The other main possibility is simply a glut of activity that your machine is not high spec enough to cope with - you should see this if it is the case using an Apache log analyser. If you get a sudden glut of traffic this can result in extra Apache processes getting launched and many extra database queries. In either case this can result in a lot of I/O activity either due to the database access or swapping if the extra processes push the machine past what can fit in RAM. It would be worth looking at memory use and swap activity during one of the busy spots, of if you can't catch one at the time it happens leave some logging in place so you can review what happened after the fact. I use collectd for such monitoring (there are other options around with similar features if collectd is not to your tastes), and as well as monitoring system params like CPU use, I/O and memory+swap use it also has modules for logging specific Apache and mySQL/postgres properties which you may find helpful. You state that you already have an I/O chart which implies a solution like this is already installed - you could check to see what other property logging options that has, specifically if it can distinguish between I/O to partitions where your data is from I/O caused by swap activity.

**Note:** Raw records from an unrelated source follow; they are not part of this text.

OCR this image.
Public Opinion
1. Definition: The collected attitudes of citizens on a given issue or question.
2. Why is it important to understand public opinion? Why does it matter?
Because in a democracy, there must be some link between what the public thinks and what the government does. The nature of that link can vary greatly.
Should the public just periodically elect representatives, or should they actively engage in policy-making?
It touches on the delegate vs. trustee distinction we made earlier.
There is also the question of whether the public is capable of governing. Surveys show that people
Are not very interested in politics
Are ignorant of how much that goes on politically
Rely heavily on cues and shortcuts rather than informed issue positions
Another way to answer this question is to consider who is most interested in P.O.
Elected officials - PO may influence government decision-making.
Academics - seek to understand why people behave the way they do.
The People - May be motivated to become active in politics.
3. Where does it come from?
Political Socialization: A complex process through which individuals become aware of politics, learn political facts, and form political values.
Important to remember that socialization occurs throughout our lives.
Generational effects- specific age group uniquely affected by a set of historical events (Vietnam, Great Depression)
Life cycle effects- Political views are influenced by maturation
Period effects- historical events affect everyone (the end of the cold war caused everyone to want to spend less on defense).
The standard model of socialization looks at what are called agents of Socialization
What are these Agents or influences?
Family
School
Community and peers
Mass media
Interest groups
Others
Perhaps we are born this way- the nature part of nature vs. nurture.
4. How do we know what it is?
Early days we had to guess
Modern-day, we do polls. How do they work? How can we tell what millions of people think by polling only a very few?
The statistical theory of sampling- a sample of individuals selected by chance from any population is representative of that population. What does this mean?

If gluts of activity are the issue then you you may find that you need either more RAM, a better I/O subsystem, or both, in order to serve the site's peak load - though there might be places in your code or database design where optimisation would help too, specifically look at improving the indexing of your data in the database if full table scans are being performed where they shouldn't be necessary) and you could consider certain caching techniques to reduce the number of times dynamic content is reconstructed from scratch.
There is a easy way to auto prepend and append scripts to all the php files: http://www.electrictoolbox.com/php-automatically-append-prepend/
Just start a timer in the prepended file, stop it and log the running time in the appended one.
By using this technique, you won't have to bother that other developers/designers overwrite your code.